Freedom of expression, including verbal, written and artistic, is one of our paramount values in the West.
Until recently, however, I hadn’t thought that this freedom may require a thicker skin than many of us have. Though we take this freedom and right for granted, most people still try for social, moral or politically-correct reasons not to hurt other people’s feelings, insult their perspectives or denigrate their lineage, for example.
And even when others do — and we call them all kinds of names for doing so — we continue to cherish this freedom and right.
When I see students wearing 13 earrings in each ear and eyelid, marijuana tattoos on their cheek and “f*** you b****” T-shirts, I wonder why they would do such a thing. I wonder where they are going to find work, if they can find work.

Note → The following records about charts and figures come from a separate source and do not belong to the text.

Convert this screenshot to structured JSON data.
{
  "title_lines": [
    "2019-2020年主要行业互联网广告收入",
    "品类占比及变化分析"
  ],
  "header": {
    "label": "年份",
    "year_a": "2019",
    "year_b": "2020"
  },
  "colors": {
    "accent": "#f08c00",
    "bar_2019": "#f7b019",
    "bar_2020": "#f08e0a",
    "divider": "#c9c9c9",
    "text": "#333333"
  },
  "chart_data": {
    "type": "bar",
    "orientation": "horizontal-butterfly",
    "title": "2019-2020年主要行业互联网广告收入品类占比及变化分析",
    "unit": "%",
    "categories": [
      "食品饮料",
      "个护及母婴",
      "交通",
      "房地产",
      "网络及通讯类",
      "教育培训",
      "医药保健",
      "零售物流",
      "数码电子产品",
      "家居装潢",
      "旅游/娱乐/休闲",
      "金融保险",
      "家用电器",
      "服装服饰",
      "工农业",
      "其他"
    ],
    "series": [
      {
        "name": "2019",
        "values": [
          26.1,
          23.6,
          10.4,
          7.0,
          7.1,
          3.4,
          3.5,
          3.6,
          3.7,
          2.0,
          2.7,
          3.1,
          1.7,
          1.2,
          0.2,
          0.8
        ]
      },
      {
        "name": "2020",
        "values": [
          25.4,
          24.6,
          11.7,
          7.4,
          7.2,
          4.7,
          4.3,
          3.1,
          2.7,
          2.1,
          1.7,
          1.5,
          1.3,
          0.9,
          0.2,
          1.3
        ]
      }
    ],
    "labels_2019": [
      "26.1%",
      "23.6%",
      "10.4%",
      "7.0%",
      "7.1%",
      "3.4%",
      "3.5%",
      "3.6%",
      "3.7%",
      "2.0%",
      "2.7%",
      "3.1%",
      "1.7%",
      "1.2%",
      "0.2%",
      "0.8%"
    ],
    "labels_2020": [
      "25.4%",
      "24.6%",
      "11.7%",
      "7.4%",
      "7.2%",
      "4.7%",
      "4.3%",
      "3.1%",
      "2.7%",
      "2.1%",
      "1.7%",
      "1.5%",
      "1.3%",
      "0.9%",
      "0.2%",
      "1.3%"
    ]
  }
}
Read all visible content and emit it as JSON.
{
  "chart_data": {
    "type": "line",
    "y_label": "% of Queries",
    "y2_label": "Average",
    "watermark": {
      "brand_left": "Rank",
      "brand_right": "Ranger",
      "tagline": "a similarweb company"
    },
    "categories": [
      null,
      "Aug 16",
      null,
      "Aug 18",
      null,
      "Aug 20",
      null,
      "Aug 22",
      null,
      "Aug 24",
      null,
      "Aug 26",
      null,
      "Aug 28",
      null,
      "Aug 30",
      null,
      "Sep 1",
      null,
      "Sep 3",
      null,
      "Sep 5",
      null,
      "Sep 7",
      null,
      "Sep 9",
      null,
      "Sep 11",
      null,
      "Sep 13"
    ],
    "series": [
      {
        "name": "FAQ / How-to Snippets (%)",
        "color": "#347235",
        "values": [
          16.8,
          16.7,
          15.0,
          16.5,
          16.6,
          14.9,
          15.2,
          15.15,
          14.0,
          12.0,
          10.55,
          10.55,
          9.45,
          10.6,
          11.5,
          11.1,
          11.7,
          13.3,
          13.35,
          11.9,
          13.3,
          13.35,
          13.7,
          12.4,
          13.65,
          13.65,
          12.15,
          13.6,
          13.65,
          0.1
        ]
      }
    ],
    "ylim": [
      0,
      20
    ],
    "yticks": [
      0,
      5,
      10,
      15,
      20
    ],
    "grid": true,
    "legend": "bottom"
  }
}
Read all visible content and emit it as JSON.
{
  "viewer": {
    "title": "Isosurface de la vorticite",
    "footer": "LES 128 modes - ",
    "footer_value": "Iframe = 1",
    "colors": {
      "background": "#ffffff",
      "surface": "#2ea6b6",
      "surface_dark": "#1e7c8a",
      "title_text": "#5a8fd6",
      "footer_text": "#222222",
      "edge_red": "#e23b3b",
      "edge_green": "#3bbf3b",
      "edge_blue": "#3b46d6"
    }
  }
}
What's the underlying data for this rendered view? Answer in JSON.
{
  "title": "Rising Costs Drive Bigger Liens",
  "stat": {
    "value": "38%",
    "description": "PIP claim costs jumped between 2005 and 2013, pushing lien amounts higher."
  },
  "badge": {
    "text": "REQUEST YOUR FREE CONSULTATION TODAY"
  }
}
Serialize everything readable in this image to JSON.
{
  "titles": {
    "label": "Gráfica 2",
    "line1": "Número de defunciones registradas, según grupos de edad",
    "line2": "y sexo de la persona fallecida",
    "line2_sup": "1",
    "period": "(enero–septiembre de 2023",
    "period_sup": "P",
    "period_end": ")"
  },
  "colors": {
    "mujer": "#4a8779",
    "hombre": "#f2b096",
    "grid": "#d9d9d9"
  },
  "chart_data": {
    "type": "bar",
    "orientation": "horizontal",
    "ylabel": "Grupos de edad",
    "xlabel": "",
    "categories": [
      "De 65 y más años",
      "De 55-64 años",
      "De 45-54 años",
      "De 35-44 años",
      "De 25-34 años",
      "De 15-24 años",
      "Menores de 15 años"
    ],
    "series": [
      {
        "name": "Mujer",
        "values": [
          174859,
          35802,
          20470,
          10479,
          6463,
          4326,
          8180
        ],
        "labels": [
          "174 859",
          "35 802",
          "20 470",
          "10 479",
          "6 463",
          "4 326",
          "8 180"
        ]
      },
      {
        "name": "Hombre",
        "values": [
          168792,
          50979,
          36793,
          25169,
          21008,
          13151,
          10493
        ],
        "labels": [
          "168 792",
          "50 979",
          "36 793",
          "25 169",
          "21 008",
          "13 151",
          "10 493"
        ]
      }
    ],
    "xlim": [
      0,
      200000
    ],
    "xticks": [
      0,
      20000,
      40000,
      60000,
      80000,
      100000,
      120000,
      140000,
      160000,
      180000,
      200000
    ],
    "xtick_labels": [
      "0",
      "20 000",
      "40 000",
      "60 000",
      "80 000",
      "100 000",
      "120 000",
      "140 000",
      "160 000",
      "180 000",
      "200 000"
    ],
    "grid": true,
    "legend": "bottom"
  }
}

I wonder about their moral and spiritual values. Still, I accept that we live in a “free” country and they have the right to express themselves however they choose. Increasingly, however, I have worked in schools that forbid the wearing of clothes with profanity written on them or anything that insulted another person’s religion, gender or ethnicity.
It’s easy to see how such a freedom could out of hand and incite people to violence, which schools really didn’t want to deal with.
Recently, I heard a TV commentator say that Birth of a Nation, that famous or infamous silent movie depicting the Ku Klux Klan as heroic, was one of the best movies ever made. I still recall people arguing that The Color Purple was a horrible movie, because it portrayed all the black men so negatively. Some of Langston Hughes’s poems were criticized for their content and against his talent.
Have you ever bothered to listen to Rush Limbaugh’s show?
I can’t even count the number of rap, hard rock or hip-hop songs and videos that I’ve found disgusting or degrading to women. How many horrible speeches have we heard this election season that could have made even the most insensitive types want to strangle someone?
My husband told me once about an Indian guy he worked with who found it very interesting that Americans spoke negatively about their president in public. In many countries, you might be imprisoned for doing such a thing or suddenly found dead somewhere.
In many African countries that are trying to find their way after years of political dictatorship, you or your loved ones might be killed if the government even thinks you oppose it. Write a letter to the editor or a column criticizing the governor of your state and you might find yourself out of a job or demoted at least. Not that these things don’t happen in the U.S., but we do have legal recourses if we suspect such tactics to dissuade our freedom of speech.
So, where am I going with all this?
This is only my view from the Other Atlantic City, but I think there are people out there who are deliberately trying to incite Arabs — many but not all of them Muslim, who are already reeling from years of socio-political and economic trauma — with that “silly little film” as one Islamic scholar recently referred to it. They will not be happy until the entire Middle East is up in flames and the corpses of people from all of those countries are scattered about the streets and countrysides.
Movies, TV shows, plays, every type of creative art form is meant to entertain us, amuse us, move us to take action, and even provoke us, positively or negatively. We are used to this in the West where we have been living in relative prosperity now for decades.
When people have been through or are in the midst of very difficult times, it is not hard to see why a film, song, poem or news article can move them into the streets. We never want anyone to die during such events, but sadly, it does happen.
Maybe the voices of peace, collaboration and compromise should be louder, or at least demand more coverage from media outlets. More than one of my Jewish friends has told me that there are more and more Jews and Israelis who are for a two-state solution with the Palestinians. How often do we hear the voices of these people?
How often do we hear about the many organizations that for years have been bringing Palestinian, usually Muslim, children and Israeli-Jewish children to the U.S. to live and work together in a spirit of understanding and unity?
We all want to live in a peaceful world. We all want food, clothing, affordable housing and healthcare for our families. If we want it for ourselves, shouldn’t we also want it for others?